Bei Ausschachtungsarbeiten an einem Keller wurde der Hauseigentümer durch nachrutschendes Erdreich bis zum Hals verschüttet. Die Feuerwehr Köln benötigte 90 Minuten um die Person zu befreien.

Am Sonntagabend, 26. August 2018, erhielt die Leitstelle der Feuerwehr Köln um 19:10 Uhr einen Notruf, dass eine Person verschüttet sei. Sofort wurden die Einsatzkräfte der zuständigen Feuer- und Rettungswache durch einen Voralarm in den Stadtteil Köln Merheim entsendet. Weitere Einsatzkräfte wurden gemäß dem Einsatzstichwort "Verschüttete Person" alarmiert. Bereits nach sechs Minuten trafen die ersten Einsatzkräfte ein und fanden die noch bis zum Hals verschüttete Person im Garten des Wohnhauses vor.

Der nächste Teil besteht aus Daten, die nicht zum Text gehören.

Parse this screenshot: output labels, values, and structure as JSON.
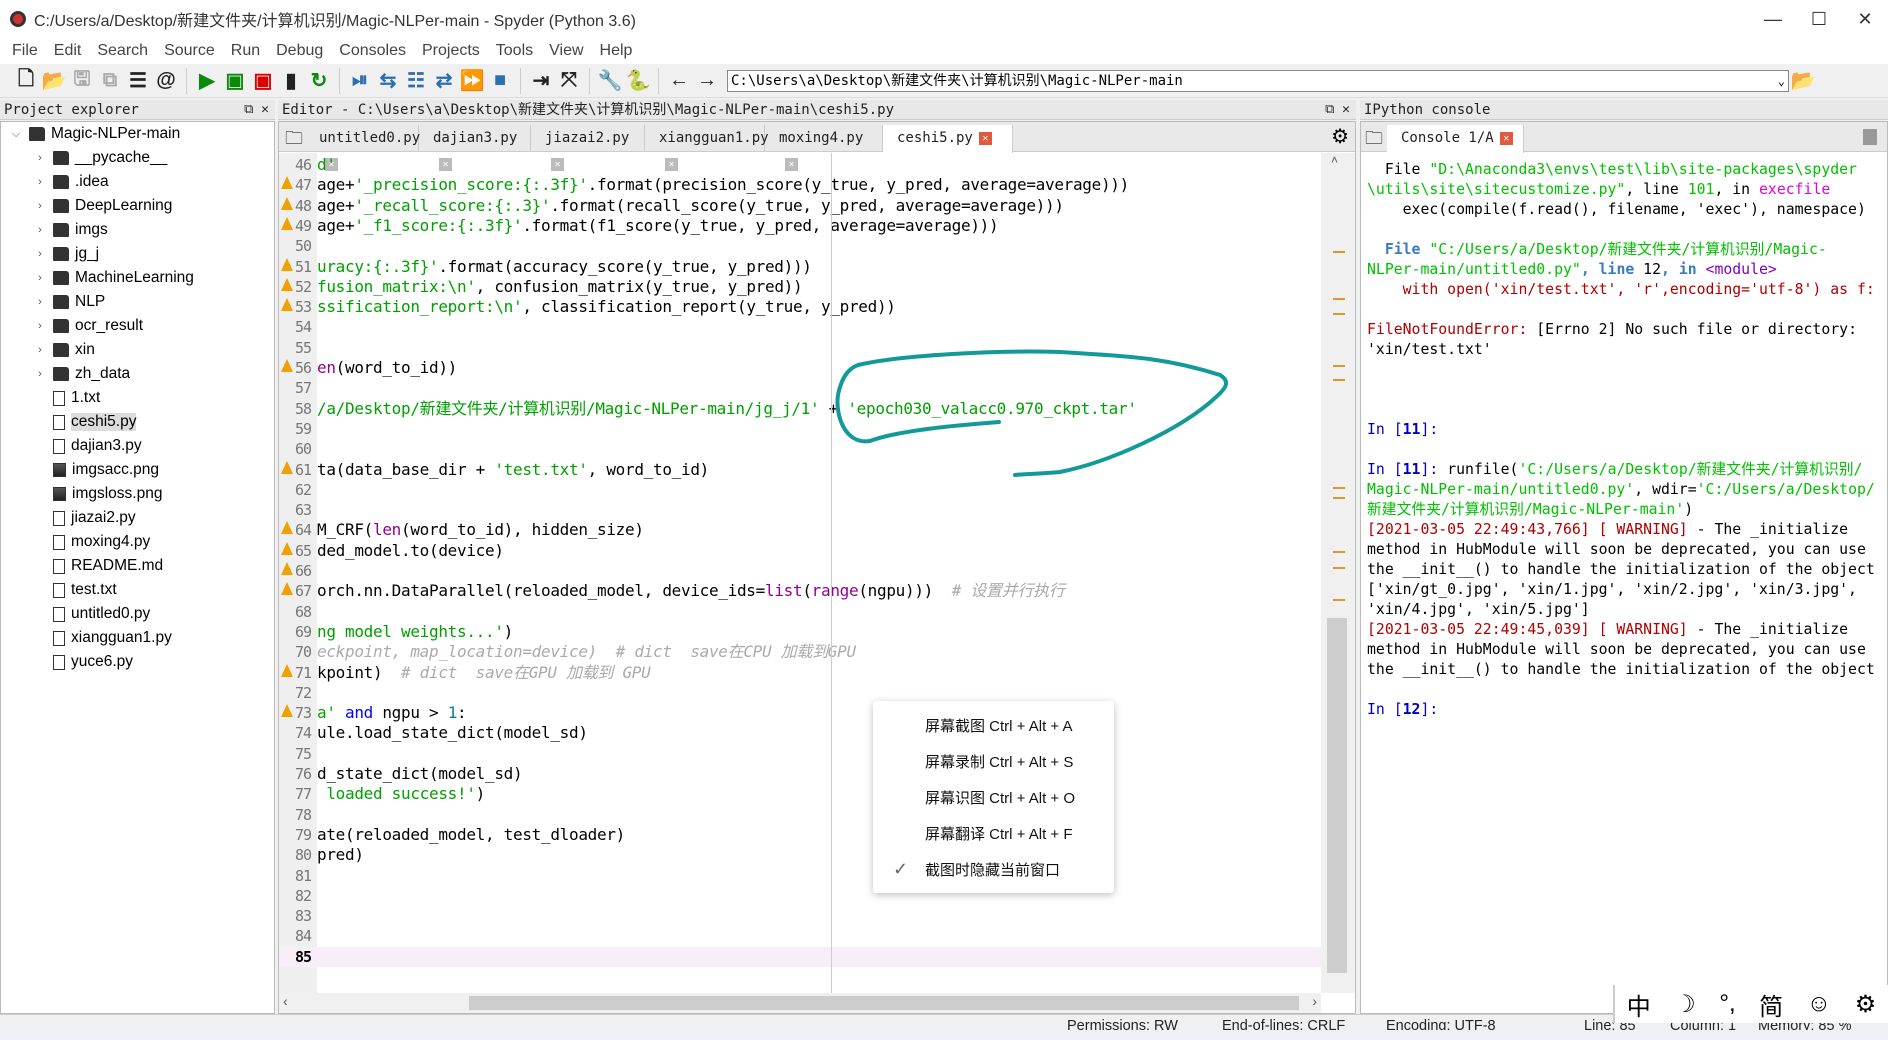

Als Erstmaßnahme wurde das Erdreich notdürftig gegen nachrutschen gesichert. Anschließend konnte der Oberkörper der Person schnell vom Erdreich befreit werden. Um die Person nicht zu verletzten wurde mit den Händen und mit kleinen Geräten wie zum Beispiel einem Klappspaten gegraben. Mit den zügig nachrückenden Einsatzkräften wurden Abstützmaterialen (Bauholz, Stützen) zur Einsatzstelle gebracht, mit welchen nun das Erdreich gegen die Hauswand abgestützt wurde.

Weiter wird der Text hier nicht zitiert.